Qualitative analysis drives a major investment decision
Motorola is widely recognized as one of the best managed in the USA. The firm is dominant in its paging and cellular telephone equipment markets, and its chip business faces demand that regularly threatens to outstrip its production capacity. Much other firm’s success has been attributed to its habit of ‘doing things by the numbers’. The company was the first large corporation to win the Malcolm Baldrige National Quality Award, in large part because of its emphasis on ‘metrics’. In fact, Motorola even named its quality program ‘six sigma’ to reflect the measure of defects the company sought to achieve in its operations. Six Sigma is a statistical term that implies only one defect per million units produced.

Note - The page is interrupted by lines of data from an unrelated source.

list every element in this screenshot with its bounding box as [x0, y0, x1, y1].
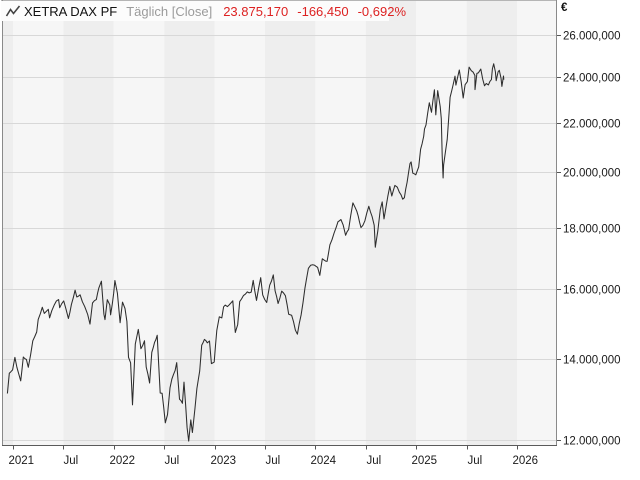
y-tick-label: 14.000,000: [563, 355, 621, 367]
line-chart-icon: [5, 5, 21, 17]
last-price: 23.875,170: [223, 3, 289, 19]
x-tick-label: 2022: [110, 455, 136, 467]
background-stripe: [113, 1, 165, 445]
background-stripe: [466, 1, 517, 445]
x-tick-label: Jul: [64, 455, 79, 467]
price-change-percent: -0,692%: [357, 3, 407, 19]
x-tick-label: Jul: [468, 455, 483, 467]
background-stripe: [214, 1, 265, 445]
x-tick-label: Jul: [165, 455, 180, 467]
y-tick-label: 24.000,000: [563, 73, 621, 85]
quote-values: 23.875,170 -166,450 -0,692%: [223, 4, 406, 19]
background-stripe: [517, 1, 557, 445]
y-tick-label: 20.000,000: [563, 168, 621, 180]
x-tick-label: 2024: [311, 455, 337, 467]
price-line: [6, 63, 505, 442]
y-tick-label: 12.000,000: [563, 436, 621, 448]
background-stripe: [2, 1, 13, 445]
background-stripe: [416, 1, 467, 445]
x-tick-label: Jul: [367, 455, 382, 467]
price-change: -166,450: [297, 3, 349, 19]
y-tick-label: 16.000,000: [563, 285, 621, 297]
background-stripe: [63, 1, 114, 445]
background-stripe: [265, 1, 316, 445]
y-tick-label: 26.000,000: [563, 31, 621, 43]
y-tick-label: 18.000,000: [563, 224, 621, 236]
chart-header: XETRA DAX PF Täglich [Close] 23.875,170 …: [1, 1, 406, 21]
x-tick-label: Jul: [266, 455, 281, 467]
chart-period-label: Täglich [Close]: [126, 3, 213, 19]
instrument-name: XETRA DAX PF: [24, 3, 118, 19]
currency-unit-label: €: [561, 2, 568, 14]
x-tick-label: 2021: [9, 455, 35, 467]
x-tick-label: 2023: [211, 455, 237, 467]
x-tick-label: 2025: [412, 455, 438, 467]
background-stripe: [164, 1, 215, 445]
y-tick-label: 22.000,000: [563, 119, 621, 131]
background-stripe: [315, 1, 366, 445]
x-tick-label: 2026: [513, 455, 539, 467]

It sometimes seems to outsiders that the only things that matter to Motorola managers are the quantitative factors that can be measured and managed ‘by the numbers’.
However, the company has decided to spend an estimated $600 million annually by the year 2000 on training and educating its workforce better. This is not only more than Motorola has historically spent; it is far beyond that invested in training by any other firm. But perhaps what is most surprising about this decision for those who know Motorola’s ‘by the numbers’ culture, is the fact that the decision to make this gargantuan investment is based almost entirely on ‘soft’ analysis. Granted, a study was done several years ago to try to quantify the value of training and development, but the difficulty of doing so quickly became obvious, and the $600 million decision was not based on the quantitative study. Instead, it was based on the observation and experiences of key managers and reflects a qualitative understanding of how the business works. Gary Langely, manager of human effectiveness for Motorola, explains, ‘we take it on faith and strong belief that it is improving our bottom line.’ Gary Tooker, the firm’s CEO explains his support for the investment by arguing, ‘if knowledge is becoming antiquated at a faster rate, we have no choice but to spend on education. How can that not be a competitive weapon?’
While Motorola’s mangers may be driven by the numbers, they clearly understand that not everything important to a business is easily quantified, and they are willing to go beyond quantitative analysis when the situation warrants.